We headed home late that night, having stayed longer than I had expected. We would go to another naturalist resort, this time more built up. Less…feral. At that place I saw a more disturbing side of the culture. A red-haired man insisted on visiting with us, standing just enough out of the water that each ripple rolled up his leg and tapped the underside of his bulbous red-laced scrotum. Eye contact is a necessity, but damned if periferal vision isn’t still very effective. Jeez, buddy, pick one side of the water or the other!
The water nymph and I wouldn’t make it to the next summer together. That spark was only enough to rekindle another three months. Then another four of waiting for the end. Always so busy. Always the wrong time. Another six months and she was engaged. Then married. I felt myself relax. No longer was there the yo-yo and rollercoaster and unfulfilled plans and promises. The panic attacks and wondering why it was Friday night and she was out with people I would never meet. Finally over. Had I chosen that March morning to not pick up the phone and just keep driving in that blizzard, who’s to say how things would have been. I think in those days, I need to follow through with the lesson to see where the road would take me.

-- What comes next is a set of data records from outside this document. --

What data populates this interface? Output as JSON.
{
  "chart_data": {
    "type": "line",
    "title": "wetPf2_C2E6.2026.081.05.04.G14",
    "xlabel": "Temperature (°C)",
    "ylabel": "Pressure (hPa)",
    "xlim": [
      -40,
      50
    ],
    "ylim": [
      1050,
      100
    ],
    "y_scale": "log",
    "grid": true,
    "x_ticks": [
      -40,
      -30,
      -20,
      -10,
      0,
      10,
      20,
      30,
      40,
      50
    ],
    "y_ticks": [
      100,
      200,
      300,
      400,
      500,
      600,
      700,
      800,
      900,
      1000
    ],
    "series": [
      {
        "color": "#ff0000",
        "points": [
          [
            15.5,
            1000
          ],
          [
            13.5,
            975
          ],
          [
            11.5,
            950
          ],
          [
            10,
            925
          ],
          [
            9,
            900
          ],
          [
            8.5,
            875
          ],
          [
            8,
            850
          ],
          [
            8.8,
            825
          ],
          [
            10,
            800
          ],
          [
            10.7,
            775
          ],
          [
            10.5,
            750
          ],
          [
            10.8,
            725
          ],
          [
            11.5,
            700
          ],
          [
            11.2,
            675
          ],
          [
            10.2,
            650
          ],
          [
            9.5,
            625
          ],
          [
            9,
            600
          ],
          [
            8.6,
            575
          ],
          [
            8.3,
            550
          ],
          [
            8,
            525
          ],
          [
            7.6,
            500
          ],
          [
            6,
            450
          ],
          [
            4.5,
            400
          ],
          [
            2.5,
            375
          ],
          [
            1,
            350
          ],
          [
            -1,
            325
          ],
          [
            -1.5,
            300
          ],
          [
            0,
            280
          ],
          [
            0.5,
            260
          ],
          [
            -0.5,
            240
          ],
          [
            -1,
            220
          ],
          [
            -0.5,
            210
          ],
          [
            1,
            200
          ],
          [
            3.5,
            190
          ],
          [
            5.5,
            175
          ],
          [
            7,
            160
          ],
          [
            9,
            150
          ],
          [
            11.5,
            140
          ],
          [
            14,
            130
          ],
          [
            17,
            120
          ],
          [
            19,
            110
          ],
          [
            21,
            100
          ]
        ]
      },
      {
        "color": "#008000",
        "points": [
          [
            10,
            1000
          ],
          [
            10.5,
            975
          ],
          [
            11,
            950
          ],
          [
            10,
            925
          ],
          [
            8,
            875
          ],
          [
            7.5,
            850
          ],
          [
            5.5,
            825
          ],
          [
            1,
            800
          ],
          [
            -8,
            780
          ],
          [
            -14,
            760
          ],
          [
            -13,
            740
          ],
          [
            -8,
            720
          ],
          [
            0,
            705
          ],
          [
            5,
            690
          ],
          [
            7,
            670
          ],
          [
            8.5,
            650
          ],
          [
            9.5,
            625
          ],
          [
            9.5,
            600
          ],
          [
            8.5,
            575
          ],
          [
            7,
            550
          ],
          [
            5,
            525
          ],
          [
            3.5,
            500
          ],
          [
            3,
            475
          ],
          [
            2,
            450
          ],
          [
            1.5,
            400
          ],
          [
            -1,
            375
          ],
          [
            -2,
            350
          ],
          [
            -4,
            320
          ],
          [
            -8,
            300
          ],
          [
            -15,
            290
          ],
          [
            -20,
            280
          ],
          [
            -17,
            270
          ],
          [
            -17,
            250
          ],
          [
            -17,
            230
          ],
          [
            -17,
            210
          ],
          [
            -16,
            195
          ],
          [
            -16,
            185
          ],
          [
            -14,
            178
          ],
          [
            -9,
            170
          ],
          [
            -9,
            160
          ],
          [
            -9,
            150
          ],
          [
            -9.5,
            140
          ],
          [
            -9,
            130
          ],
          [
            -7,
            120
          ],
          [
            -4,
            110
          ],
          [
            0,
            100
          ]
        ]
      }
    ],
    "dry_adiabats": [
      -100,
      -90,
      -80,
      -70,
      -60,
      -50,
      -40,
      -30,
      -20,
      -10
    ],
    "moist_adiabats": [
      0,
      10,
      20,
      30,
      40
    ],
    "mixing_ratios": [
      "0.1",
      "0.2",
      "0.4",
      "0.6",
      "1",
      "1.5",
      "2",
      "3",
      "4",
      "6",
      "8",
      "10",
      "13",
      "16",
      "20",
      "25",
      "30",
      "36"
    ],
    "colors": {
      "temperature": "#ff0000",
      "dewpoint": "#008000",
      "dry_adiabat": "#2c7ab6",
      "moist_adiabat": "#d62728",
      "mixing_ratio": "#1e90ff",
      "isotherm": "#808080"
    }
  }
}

I heard someone say once that the moments you share with someone are often just that: moments. They don’t mean anything past that. I think that is true for some. I do know that what I got to keep from the experience is being able to say non-chalantly that I have been to a naturalist resort and had the full experience. I’ll probably even be smug about it because being naked with a bunch of strangers now means I’m cultured.
I might do it again one day, but it really lost its mystery. Underneath our clothes, we are all naked. Every day. Everywhere we go. I feel more exposed recounting this tale than I ever did in that hot spring.